I wasn't going to write about the white women wearing their white T-shirts to promote the white film about white feminism, but my black feminism wouldn't allow me to ignore it.
Meryl Streep stars as British suffragette leader Emmeline Pankhurst in the film Suffragette, which is set to premiere in the United States later this month. The film chronicles the lives of Pankhurst and her "foot soldiers" as they fight for the right to rock the vote in the late 19th and early 20th centuries.
To commemorate this magic moment in white feminism, Time Out London interviewed Streep and her co-stars, and they posed for the magazine's cover wearing T-shirts with the following quote from a 1913 Pankhurst speech:
"I'd rather be a rebel than a slave."
The backlash from some black feminists was immediate, and the expected pushback to that backlash from some white feminists soon followed. They claim that those of us who found the quote—and optics—racially charged needed to look at it in the context of Pankhurst's larger message, which speaks to the necessity of rebellion within a patriarchal system.
That could be viewed as a valid argument if the implication that black feminists had not grasped the quote's intentions, thus rendering our criticism flawed, wasn't the height of condescension.
Pankhurst's full quote may be important, but within it lies both the freedom of choice and the choice to be free. The message that Streep and company are co-signing with their grinning faces and suffragette tees is that one cannot be both enslaved and a rebel; and tucked between those lines lies the erasure of a dual existence that black women have been forced to navigate in one form or another throughout history.
Pankhurst's "Freedom or Death" speech, also given in 1913, proved that for her, all the women are white. Speaking before a crowd in Hartford, Conn., she implored the United States to view the plight of British suffragettes as urgent as that of black Americans:
You won the civil war by the sacrifice of human life when you decided to emancipate the Negro. You have left it to women in your land, the men of all civilized countries have left it to women, to work out their own salvation. …
Other people have said: "What right has Mrs. Pankhurst to come to America and ask for American dollars?" Well, I think I have the right that all oppressed people have to ask for practical sympathy of others freer than themselves.
Apparently, black Americans were "free" in 1913.
Pankhurst had the audacity to say this during a time when Jim Crow laws ruled the Deep South with an iron, white fist. She name-checked white feminists while ignoring the critical work of Sojourner Truth and Mary Ann Shadd Cary, among others. She failed to mention the tireless efforts of her black American contemporary Ida B. Wells-Barnett, who, while fighting against the legal lynching of black men and women, also founded the Alpha Suffrage Club of Chicago—the first black women's suffrage organization in the country. Ironically, it was founded the very same year that Pankhurst gave her speech in Hartford.
During a time when black women in the United States were being trampled over by racist, white feminists to curry political favor with their white, male counterparts, Pankhurst traveled to Connecticut to ask not what she could do for black women in this country but what this country could (financially) do for white women in England.
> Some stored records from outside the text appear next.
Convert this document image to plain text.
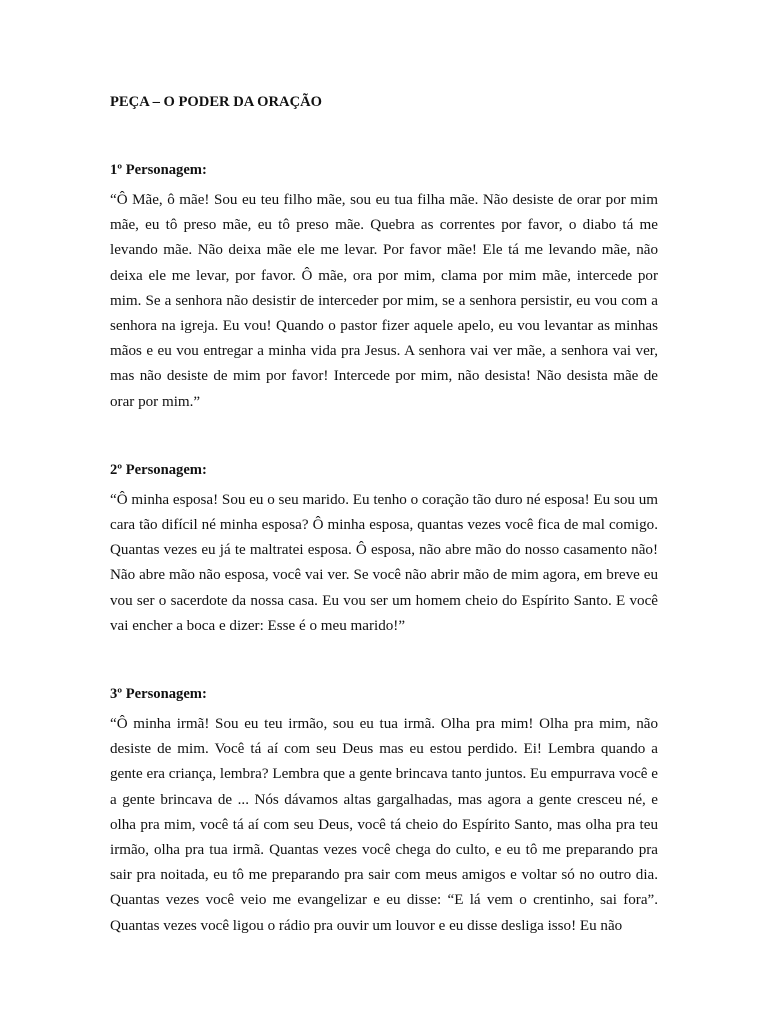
PEÇA – O PODER DA ORAÇÃO

1º Personagem:

“Ô Mãe, ô mãe! Sou eu teu filho mãe, sou eu tua filha mãe. Não desiste de orar por mim mãe, eu tô preso mãe, eu tô preso mãe. Quebra as correntes por favor, o diabo tá me levando mãe. Não deixa mãe ele me levar. Por favor mãe! Ele tá me levando mãe, não deixa ele me levar, por favor. Ô mãe, ora por mim, clama por mim mãe, intercede por mim. Se a senhora não desistir de interceder por mim, se a senhora persistir, eu vou com a senhora na igreja. Eu vou! Quando o pastor fizer aquele apelo, eu vou levantar as minhas mãos e eu vou entregar a minha vida pra Jesus. A senhora vai ver mãe, a senhora vai ver, mas não desiste de mim por favor! Intercede por mim, não desista! Não desista mãe de orar por mim.”

2º Personagem:

“Ô minha esposa! Sou eu o seu marido. Eu tenho o coração tão duro né esposa! Eu sou um cara tão difícil né minha esposa? Ô minha esposa, quantas vezes você fica de mal comigo. Quantas vezes eu já te maltratei esposa. Ô esposa, não abre mão do nosso casamento não! Não abre mão não esposa, você vai ver. Se você não abrir mão de mim agora, em breve eu vou ser o sacerdote da nossa casa. Eu vou ser um homem cheio do Espírito Santo. E você vai encher a boca e dizer: Esse é o meu marido!”

3º Personagem:

“Ô minha irmã! Sou eu teu irmão, sou eu tua irmã. Olha pra mim! Olha pra mim, não desiste de mim. Você tá aí com seu Deus mas eu estou perdido. Ei! Lembra quando a gente era criança, lembra? Lembra que a gente brincava tanto juntos. Eu empurrava você e a gente brincava de ... Nós dávamos altas gargalhadas, mas agora a gente cresceu né, e olha pra mim, você tá aí com seu Deus, você tá cheio do Espírito Santo, mas olha pra teu irmão, olha pra tua irmã. Quantas vezes você chega do culto, e eu tô me preparando pra sair pra noitada, eu tô me preparando pra sair com meus amigos e voltar só no outro dia. Quantas vezes você veio me evangelizar e eu disse: “E lá vem o crentinho, sai fora”. Quantas vezes você ligou o rádio pra ouvir um louvor e eu disse desliga isso! Eu não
Basically, she was the Patricia Arquette of the women's suffrage movement in the United Kingdom, positioning white women as "the n—gers of the world" long before John Lennon and Yoko Ono penned the lyrics.
It's difficult not to view this through an Americanized lens when Pankhurst is being presented to potential U.S. audiences as a white, feminist hero just as Democratic presidential hopeful Hillary Clinton—another white, feminist hero who builds her political agenda on the backs of people of color—becomes firmly centered in the nation's political debate.
What better way to shift the narrative from police brutality, blatant disenfranchisement in the Deep South and racial disparities across the board than to allow white feminism to go on a victory lap around Hollywood?
We're neither their audience nor their concern.
When I see smiling white women effortlessly reject the label "slave," as if it solidifies their feminist credentials, I think about the daughter descendants of slaves who are called ugly monkeys even when they're the first lady of the United States or reigning tennis champion of the world. I think about how breeding was forced upon black women during slavery, and sterilization was too often forced upon them after; and that today, for the daughter descendants of slaves, choosing if and when to give birth to and raise our children is a revolutionary act.
I think about three of the black Mississippi women on whose shoulders I stand—my great-grandmother Susie Boyd West, who fought tirelessly for women's suffrage; my great-grandmother Gustina Williams, who was born on Frogmore Plantation; and my grandmother Artimese Tarlton West, who became the first black alderwoman in Natchez, Miss., in 1981—and my legacy of both rebel and slave, knowing that they are not mutually exclusive.
Streep and her co-stars were more than willing to minimize the complex and brutal history of black women in order to celebrate themselves and their heroes, heroes who themselves did the same.
This is not a new tradition; it is time-honored and tested—as, too, is the fact that we continue to thrive in spite of it all.